Sébastien Leroy, qui a admis sa participation au crime, a accusé son ancien meilleur ami, Dylan Bilheude, d'avoir été l'auteur des tirs mortels. « Je me dis qu'il est taré », a-t-il lancé à la barre, suscitant des réactions contrastées dans la salle d'audience. En pleurs lorsqu'il a évoqué le fait d'avoir « balancé son frère », il arborait un sourire en entendant Dylan Bilheude clamer son innocence.
Des témoignages antinomiques
De son côté, Dylan Bilheude a catégoriquement nié toute présence sur les lieux du meurtre. Il a qualifié les déclarations de son accusateur de « mensonges ». Son comportement à la barre a été décrit comme nerveux : il faisait les cent pas, tel un fauve en cage, emprisonné selon lui par les affirmations d'un ami devenu son accusateur.
Pour l'accusation, les faits sont gravissimes et pourraient conduire à une condamnation à la réclusion criminelle à perpétuité.
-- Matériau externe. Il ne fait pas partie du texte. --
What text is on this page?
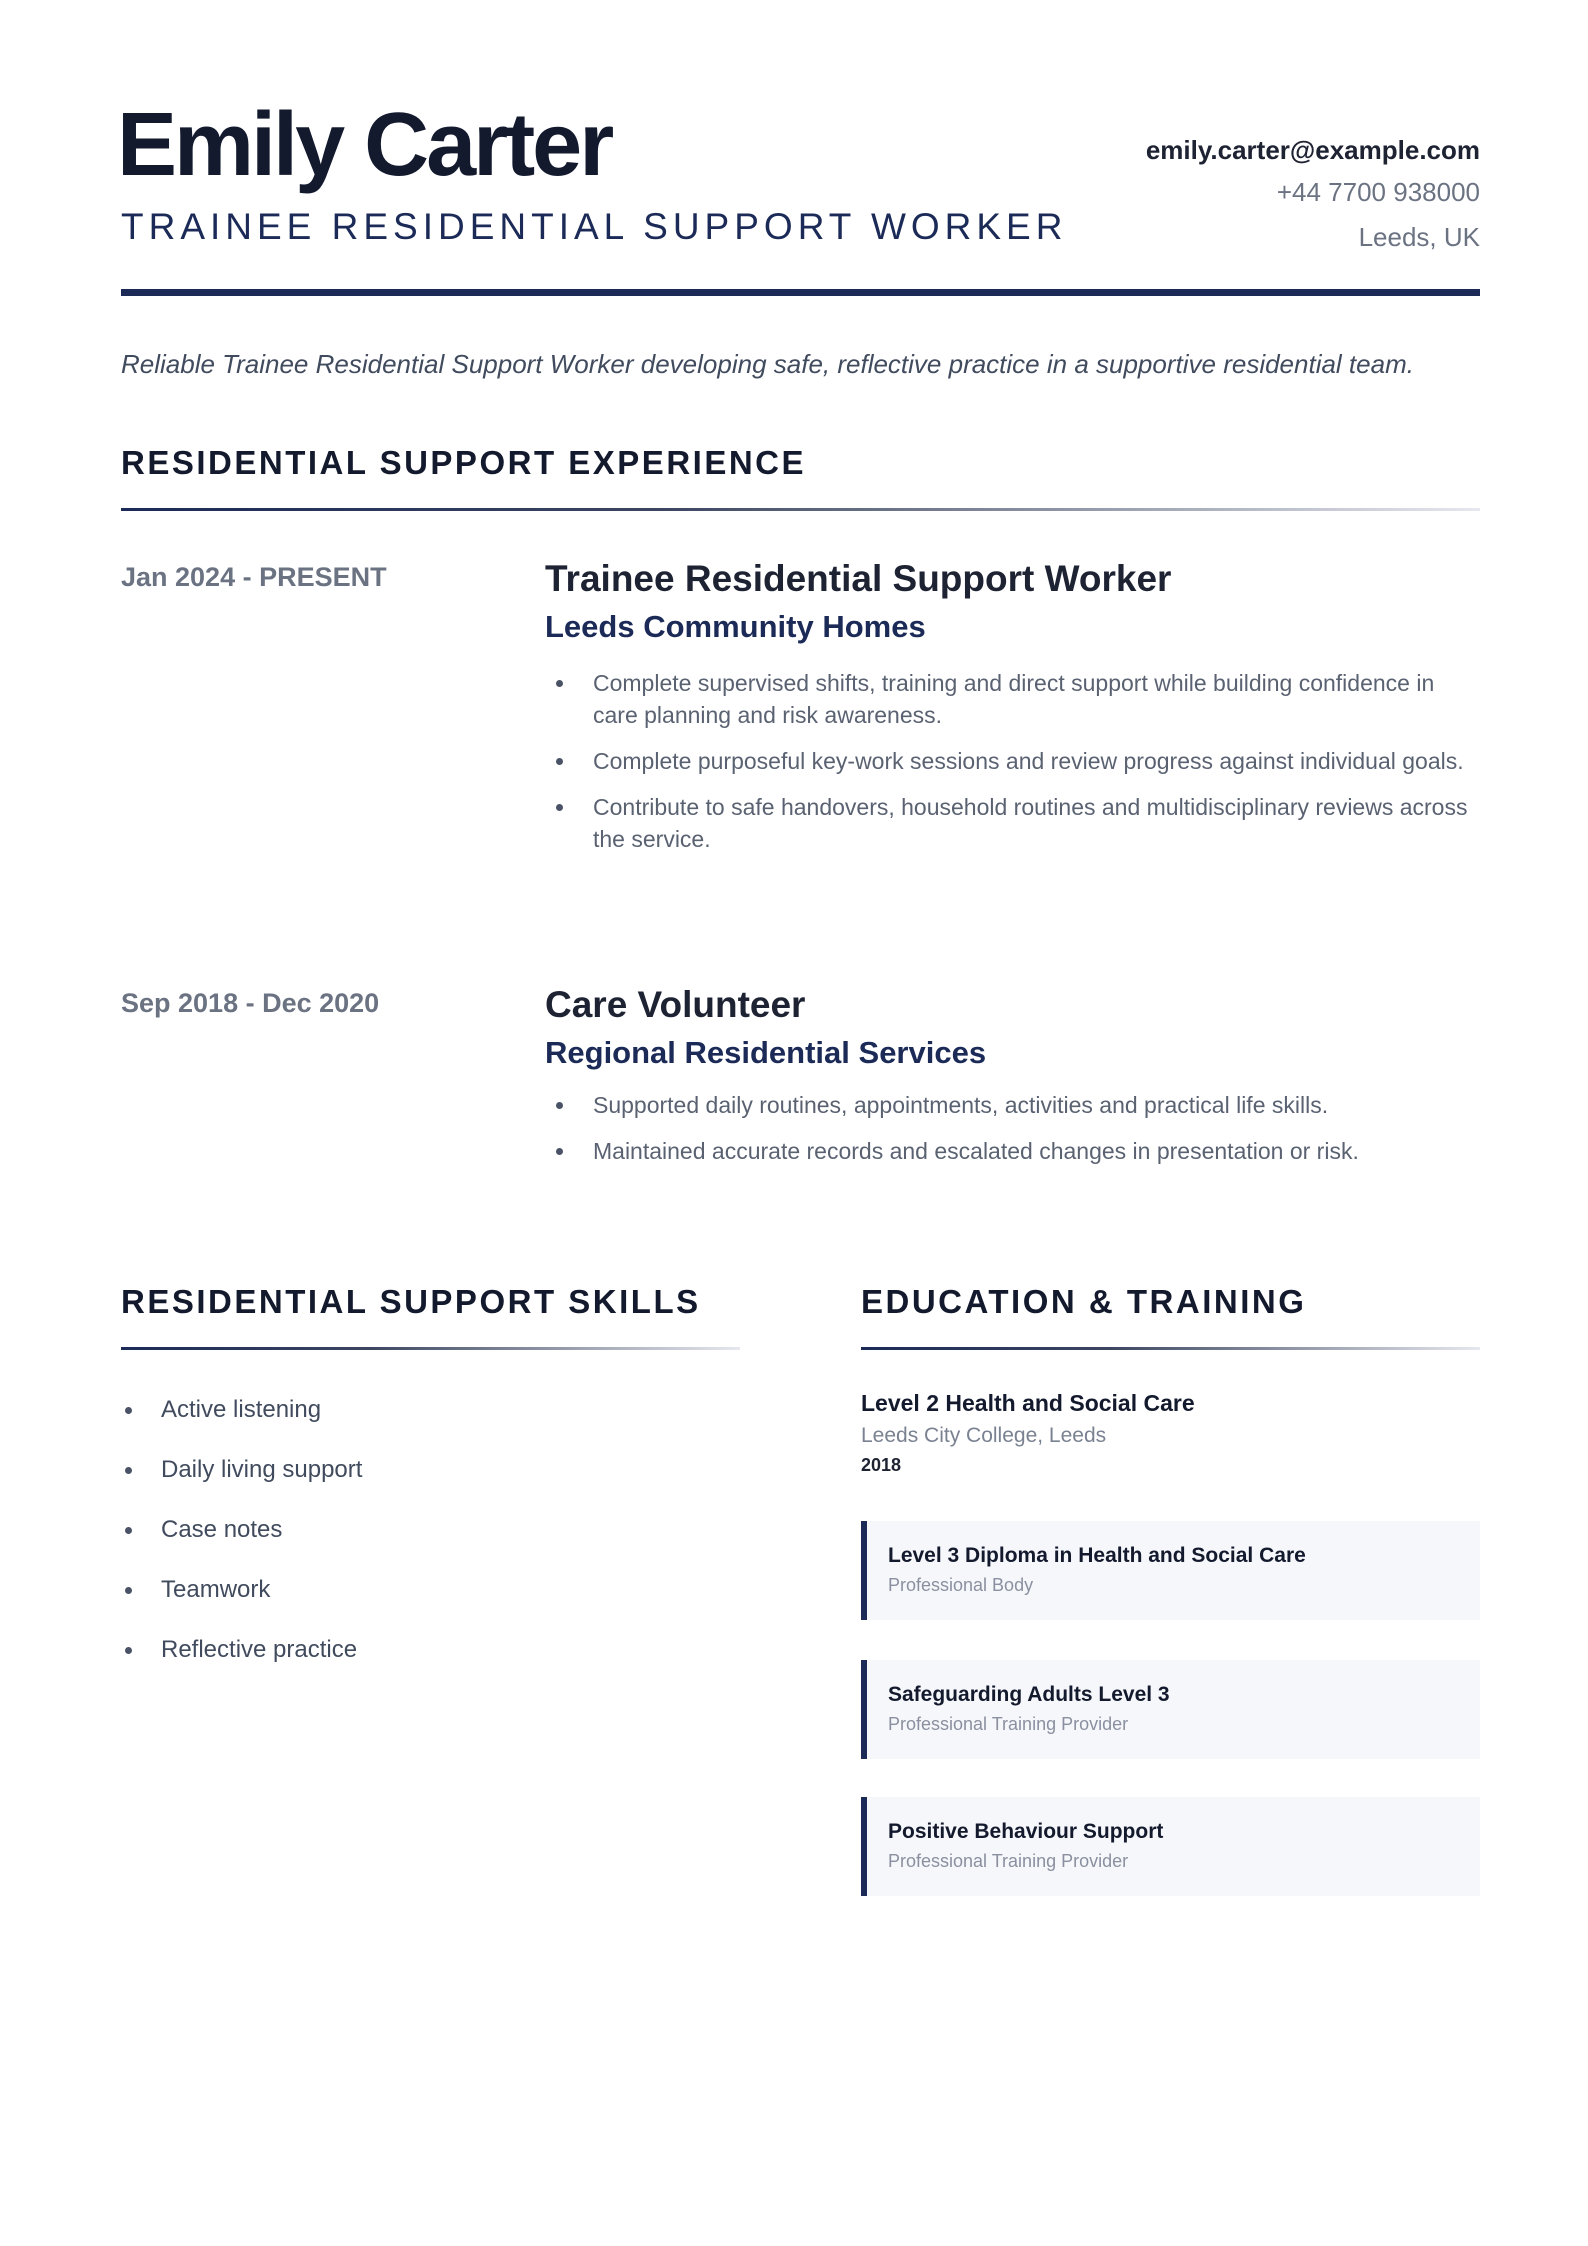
Emily Carter
TRAINEE RESIDENTIAL SUPPORT WORKER
emily.carter@example.com
+44 7700 938000
Leeds, UK
Reliable Trainee Residential Support Worker developing safe, reflective practice in a supportive residential team.
RESIDENTIAL SUPPORT EXPERIENCE
Jan 2024 - PRESENT	Trainee Residential Support Worker
Leeds Community Homes
Complete supervised shifts, training and direct support while building confidence in care planning and risk awareness.
Complete purposeful key-work sessions and review progress against individual goals.
Contribute to safe handovers, household routines and multidisciplinary reviews across the service.
Sep 2018 - Dec 2020	Care Volunteer
Regional Residential Services
Supported daily routines, appointments, activities and practical life skills.
Maintained accurate records and escalated changes in presentation or risk.
RESIDENTIAL SUPPORT SKILLS
Active listening
Daily living support
Case notes
Teamwork
Reflective practice
EDUCATION & TRAINING
Level 2 Health and Social Care
Leeds City College, Leeds
2018
Level 3 Diploma in Health and Social Care
Professional Body
Safeguarding Adults Level 3
Professional Training Provider
Positive Behaviour Support
Professional Training Provider
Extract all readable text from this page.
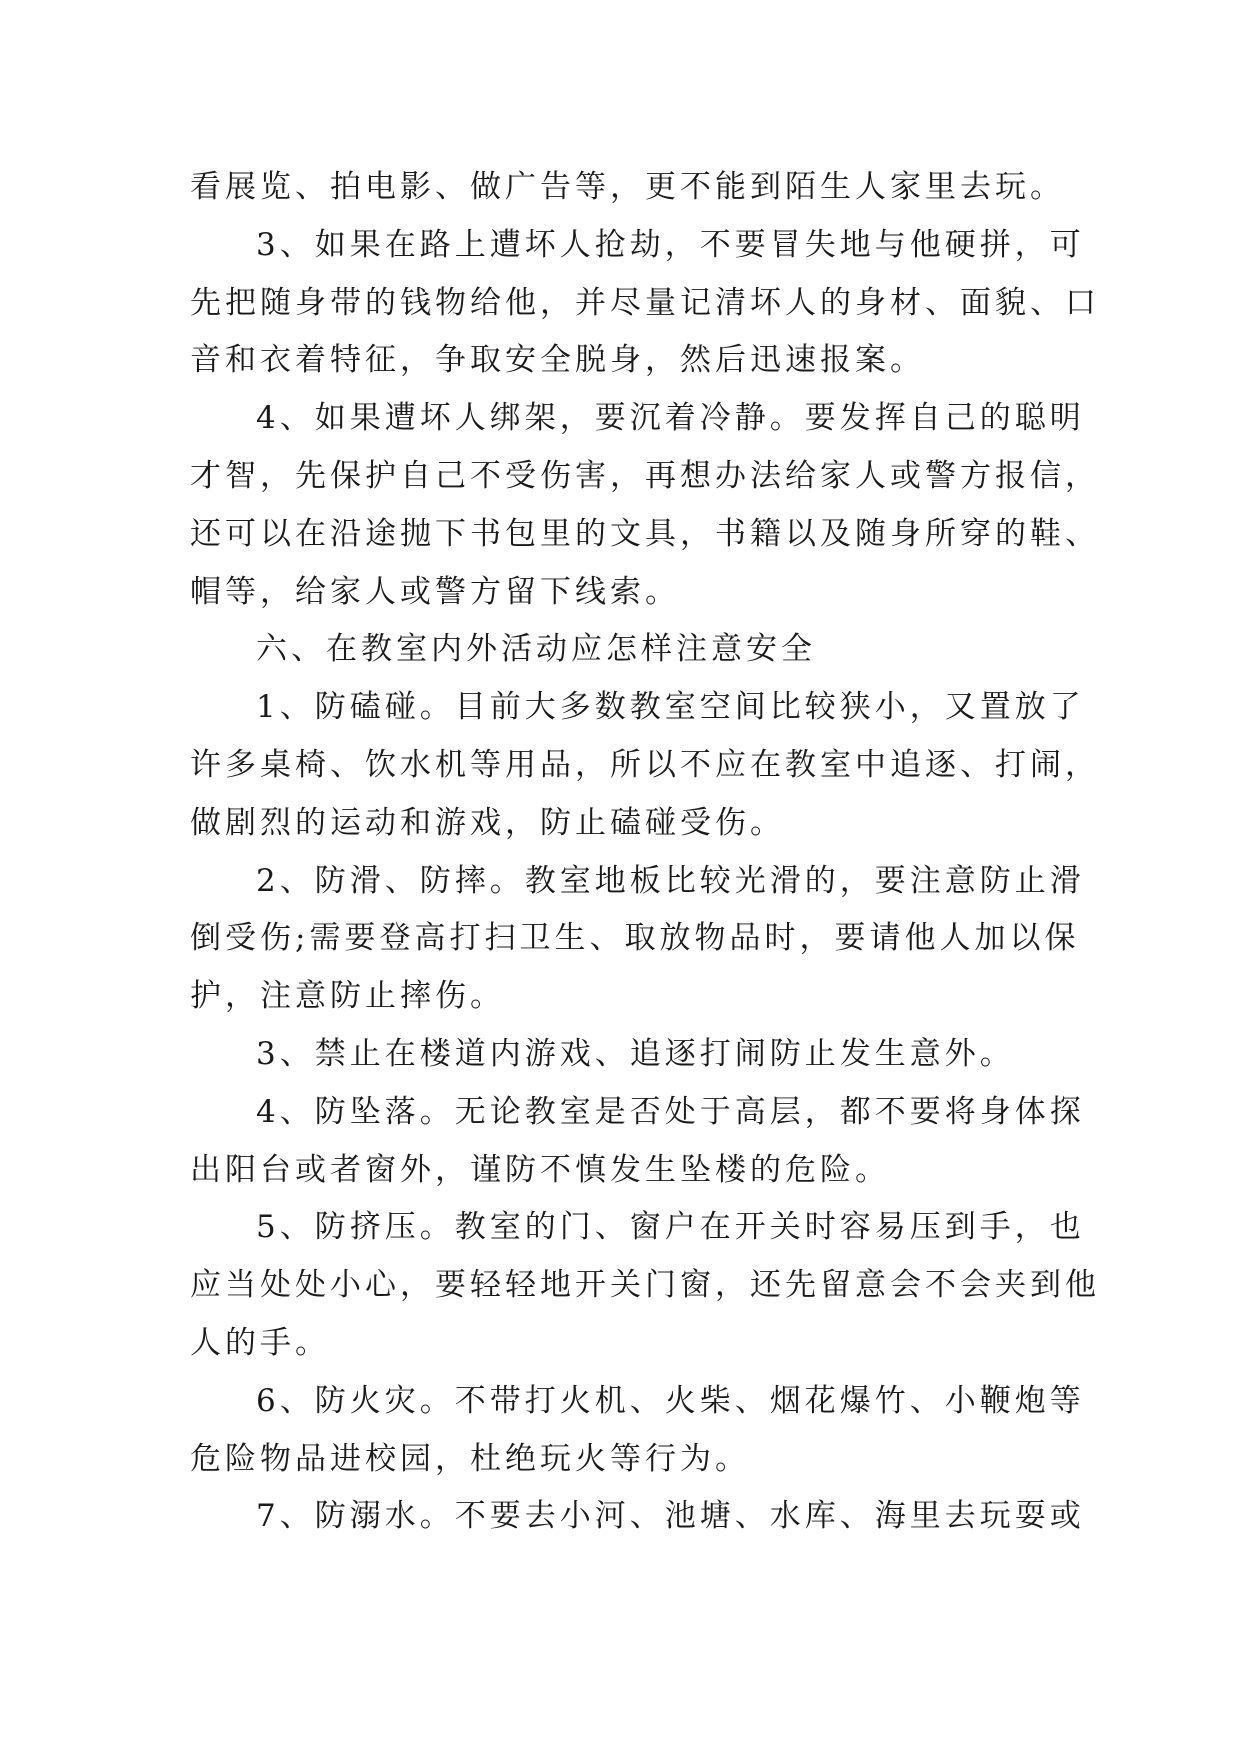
看展览、拍电影、做广告等，更不能到陌生人家里去玩。
3、如果在路上遭坏人抢劫，不要冒失地与他硬拼，可
先把随身带的钱物给他，并尽量记清坏人的身材、面貌、口
音和衣着特征，争取安全脱身，然后迅速报案。
4、如果遭坏人绑架，要沉着冷静。要发挥自己的聪明
才智，先保护自己不受伤害，再想办法给家人或警方报信，
还可以在沿途抛下书包里的文具，书籍以及随身所穿的鞋、
帽等，给家人或警方留下线索。
六、在教室内外活动应怎样注意安全
1、防磕碰。目前大多数教室空间比较狭小，又置放了
许多桌椅、饮水机等用品，所以不应在教室中追逐、打闹，
做剧烈的运动和游戏，防止磕碰受伤。
2、防滑、防摔。教室地板比较光滑的，要注意防止滑
倒受伤;需要登高打扫卫生、取放物品时，要请他人加以保
护，注意防止摔伤。
3、禁止在楼道内游戏、追逐打闹防止发生意外。
4、防坠落。无论教室是否处于高层，都不要将身体探
出阳台或者窗外，谨防不慎发生坠楼的危险。
5、防挤压。教室的门、窗户在开关时容易压到手，也
应当处处小心，要轻轻地开关门窗，还先留意会不会夹到他
人的手。
6、防火灾。不带打火机、火柴、烟花爆竹、小鞭炮等
危险物品进校园，杜绝玩火等行为。
7、防溺水。不要去小河、池塘、水库、海里去玩耍或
La défense de Dylan Bilheude tente de démontrer que son client n'était pas présent au moment du passage à l'acte.
Un procès aux enjeux lourds
L'affaire Athanor, qui englobe ce dossier, a été instruite sur plusieurs années et mêle plusieurs protagonistes. Le réquisitoire et les plaidoiries sont attendus dans les prochains jours. La cour devra déterminer lequel des deux hommes dit la vérité, ou si les responsabilités sont partagées.
Ce procès illustre les liens d'amitié brisés par la violence et les conséquences judiciaires qui en découlent. La justice devra faire la lumière sur le rôle exact de chacun dans l'assassinat de Laurent Pasquali.